Guus krabbelde daarentegen steeds weer uit de puinhopen van zijn bestaan en zette dan zijn ellendige leven voort. De onsterfelijke Highlander (die van de film) kan dat niet overtreffen.
Dat alles tot verwondering van zijn omgeving. Geen “bewondering”, hoor! Want kennelijk werd er van hem verwacht dat hij gewoon bleef doorademen, waar een doorsnee mens daarmee ophield. g: hoe ruim je Guus op? Mien was niet geschikt voor het betere opruimwerk, want die viel al flauw als er een zuster met een injectiespuitje op haar afkwam. Pien had hetzelfde bij de aanblik van rood vlees op haar bordje. Zelfs rood gekleurde groenten zoals bieten deden haar wankelen. Dus hoe regel je zo’n man netjes (zal ik maar zeggen) de dood in? Zoiets begint met een grondige voorbereiding:
Guus werd voor het eerst na jaren uitgesloten van de sinterklaasviering in familiekring. Er werd in de Sinterklaastijd een lootje getrokken. Maar in 2003 had Mien besloten, dat Guus niet zou deelnemen aan het familiefestijn bij haar familie.

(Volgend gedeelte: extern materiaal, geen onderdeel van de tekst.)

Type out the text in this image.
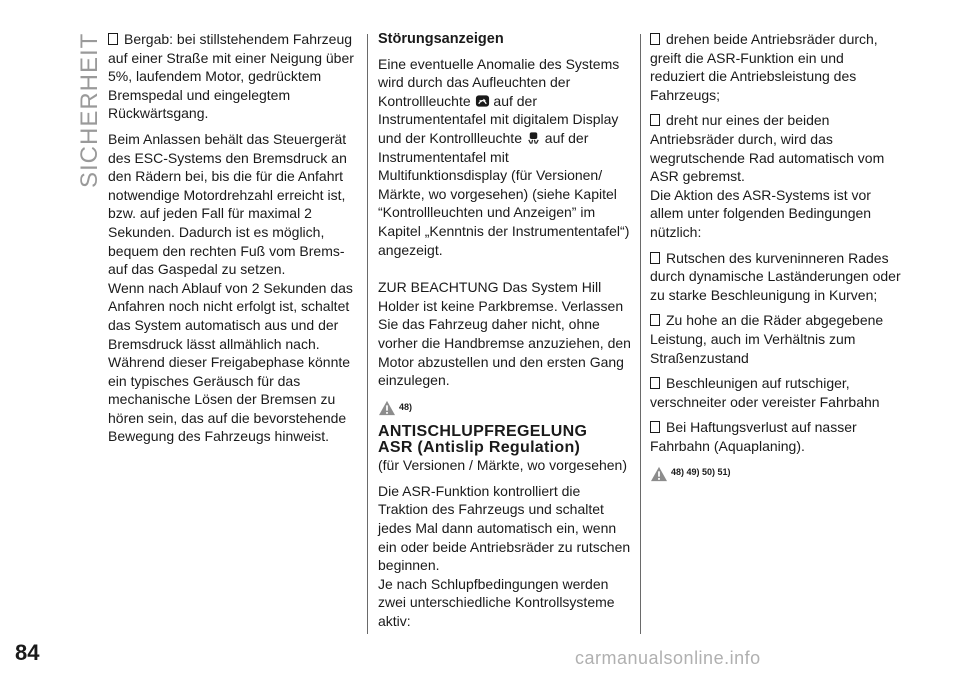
SICHERHEIT
84

Bergab: bei stillstehendem Fahrzeug auf einer Straße mit einer Neigung über 5%, laufendem Motor, gedrücktem Bremspedal und eingelegtem Rückwärtsgang.

Beim Anlassen behält das Steuergerät des ESC-Systems den Bremsdruck an den Rädern bei, bis die für die Anfahrt notwendige Motordrehzahl erreicht ist, bzw. auf jeden Fall für maximal 2 Sekunden. Dadurch ist es möglich, bequem den rechten Fuß vom Brems- auf das Gaspedal zu setzen.

Wenn nach Ablauf von 2 Sekunden das Anfahren noch nicht erfolgt ist, schaltet das System automatisch aus und der Bremsdruck lässt allmählich nach. Während dieser Freigabephase könnte ein typisches Geräusch für das mechanische Lösen der Bremsen zu hören sein, das auf die bevorstehende Bewegung des Fahrzeugs hinweist.

Störungsanzeigen

Eine eventuelle Anomalie des Systems wird durch das Aufleuchten der Kontrollleuchte auf der Instrumententafel mit digitalem Display und der Kontrollleuchte auf der Instrumententafel mit Multifunktionsdisplay (für Versionen/ Märkte, wo vorgesehen) (siehe Kapitel “Kontrollleuchten und Anzeigen” im Kapitel „Kenntnis der Instrumententafel“) angezeigt.

ZUR BEACHTUNG Das System Hill Holder ist keine Parkbremse. Verlassen Sie das Fahrzeug daher nicht, ohne vorher die Handbremse anzuziehen, den Motor abzustellen und den ersten Gang einzulegen.

48)
ANTISCHLUPFREGELUNG
ASR (Antislip Regulation)

(für Versionen / Märkte, wo vorgesehen)

Die ASR-Funktion kontrolliert die Traktion des Fahrzeugs und schaltet jedes Mal dann automatisch ein, wenn ein oder beide Antriebsräder zu rutschen beginnen.

Je nach Schlupfbedingungen werden zwei unterschiedliche Kontrollsysteme aktiv:

drehen beide Antriebsräder durch, greift die ASR-Funktion ein und reduziert die Antriebsleistung des Fahrzeugs;

dreht nur eines der beiden Antriebsräder durch, wird das wegrutschende Rad automatisch vom ASR gebremst.

Die Aktion des ASR-Systems ist vor allem unter folgenden Bedingungen nützlich:

Rutschen des kurveninneren Rades durch dynamische Laständerungen oder zu starke Beschleunigung in Kurven;

Zu hohe an die Räder abgegebene Leistung, auch im Verhältnis zum Straßenzustand

Beschleunigen auf rutschiger, verschneiter oder vereister Fahrbahn

Bei Haftungsverlust auf nasser Fahrbahn (Aquaplaning).

48) 49) 50) 51)
carmanualsonline.info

Wat hem op de been hield en wat Mien en Pien enorm stoorde was, dat hij een rotsvast vertrouwen had in zijn Schepper. Aangezien hij daar openlijk voor uitkwam wekte dat de spotlust van Mien en Pien op. Zij hadden voldoende aan die ene ware god, die ze in de kerstperiode aanbaden: de Heilige Kerstboom. Die was een stuk gezelliger! Terug naar Miens familie. Zoals zij haar stamgenoten uitlegde: “Guus vindt er toch niets aan”. Daarna werd sinterklaasavond weliswaar een saaie bedoening, maar gelukkig zonder Guus. Anders dan hij had die familie namelijk weinig talent om een sinterklaasrijm in elkaar te draaien. En een leuke surprise zat er ook niet in. Met deze merkwaardige boycot hing er ondertussen wel onheil in de lucht.